WARNING TO ALL FRESHMEN AND SOPHOMORES: The class is comprised mostly by junior and senior history and english majors. I would not recommend that one begin a history major with this course. Although it is a survey course, the lectures assume that the student already has a pretty thorough background. The T.A. sections are mandatory- and are generally used to discuss readings. Although the lectures are not too difficult to follow, the weekly readings are! They are long and time consuming. Furthermore, they are a crucial part of the class because they supplement the lectures. In general, however, the course gets across one major point: history is complicated. And if youre not coming in with a solid background, youll leave this course a mighty fine dabbler, at best. Prof Foner, I might add, is brilliant, and accessible. He is extremely funny and sarcastic and has the class laughing out loud.
foner is the history department's most popular lecturer and it is no surprise why. he is incredibly engaging, charismatic, and very intelligent. this class is essentially a history of labor struggle, and also emphasis on the abolitionist movement in the 1840s-60s, women's suffrage, and civil rights in 1950s and 60s. he makes subtle points and slight nuances very accessible and uses them to enrich what could be a simplistic chronology of an infrequently taught history of the united states. foner is clearly to the left of the center, but is neither dogmatic nor uncritical of that side of politics. he is an expecially excellent teacher of the study of history, i.e. he will point how the study of certain events has been slanted in the past for some agenda. in this sense the history class is a critique of the entire discipline of history. some of my classmate were dissappointed there wasn't a more extensive history of black-american radicalism. reading is generally about half of a history text per-week, and how strictly that is enforced depends on the t.a. of your madatory discussion section that meets for an hour once a week. handed in work includes an in-class mid-term, final, and an aditional paper.
Once again, an overrated class. Foner is a clear, articulate and concise lecturer, but I do not feel that he has the passion for this course that I would expect him to have. The readings areinformative, as are the small discussion groups.
More people have read Eric Foner's version of American History than any other historian's, since he consulted for an attraction in Disneyworld.
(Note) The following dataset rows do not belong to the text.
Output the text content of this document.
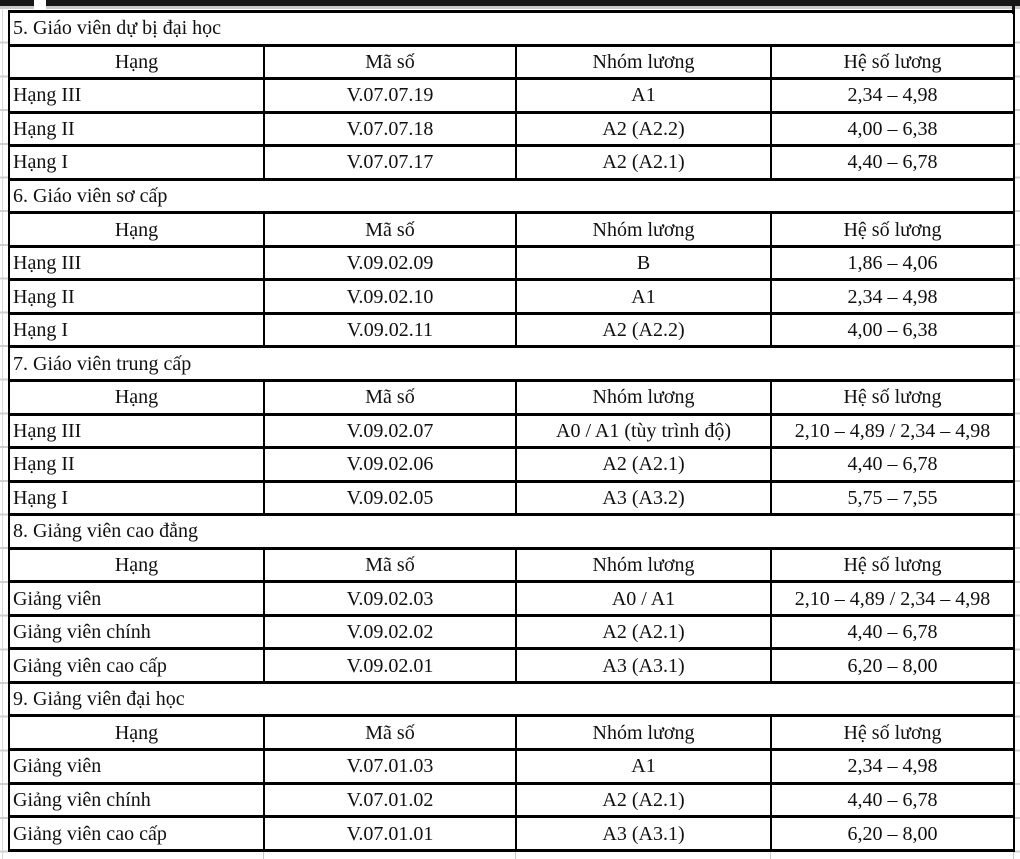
5. Giáo viên dự bị đại học			
Hạng	Mã số	Nhóm lương	Hệ số lương
Hạng III	V.07.07.19	A1	2,34 – 4,98
Hạng II	V.07.07.18	A2 (A2.2)	4,00 – 6,38
Hạng I	V.07.07.17	A2 (A2.1)	4,40 – 6,78
6. Giáo viên sơ cấp			
Hạng	Mã số	Nhóm lương	Hệ số lương
Hạng III	V.09.02.09	B	1,86 – 4,06
Hạng II	V.09.02.10	A1	2,34 – 4,98
Hạng I	V.09.02.11	A2 (A2.2)	4,00 – 6,38
7. Giáo viên trung cấp			
Hạng	Mã số	Nhóm lương	Hệ số lương
Hạng III	V.09.02.07	A0 / A1 (tùy trình độ)	2,10 – 4,89 / 2,34 – 4,98
Hạng II	V.09.02.06	A2 (A2.1)	4,40 – 6,78
Hạng I	V.09.02.05	A3 (A3.2)	5,75 – 7,55
8. Giảng viên cao đẳng			
Hạng	Mã số	Nhóm lương	Hệ số lương
Giảng viên	V.09.02.03	A0 / A1	2,10 – 4,89 / 2,34 – 4,98
Giảng viên chính	V.09.02.02	A2 (A2.1)	4,40 – 6,78
Giảng viên cao cấp	V.09.02.01	A3 (A3.1)	6,20 – 8,00
9. Giảng viên đại học			
Hạng	Mã số	Nhóm lương	Hệ số lương
Giảng viên	V.07.01.03	A1	2,34 – 4,98
Giảng viên chính	V.07.01.02	A2 (A2.1)	4,40 – 6,78
Giảng viên cao cấp	V.07.01.01	A3 (A3.1)	6,20 – 8,00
In keeping with the theme of history for the masses, he's got major leftist roots. In addition, legend has it that Foner's great grandparents indirectly caused the Russian Revolution by booting Trotsky out of their Lower East Side apartment, the impetus for that rabblerouser's return to Russia. Foner peppers his lectures with anecdotes, some of which are relevant and all of which are amusing. Lectures often summarize the readings but don't engage them in a meaningful way. Civil War & Reconstruction Class is supposedly a lot better than Jacksonian Democracy class.
To quote Flavor Flav, believe the hype. Foner really is is an amazing historian, an engaging lecturer and one of the best writers in the academic world today. He is also funny as hell, armed with the self-deprecating humor of a white opener on Russell Simmons. Some find his Radical Tradition in American Politics course to be a bit scatterbrained, but the bottom line is, if he is teaching a lecture this semester, take it. And if the course is full, sit in on it anyway.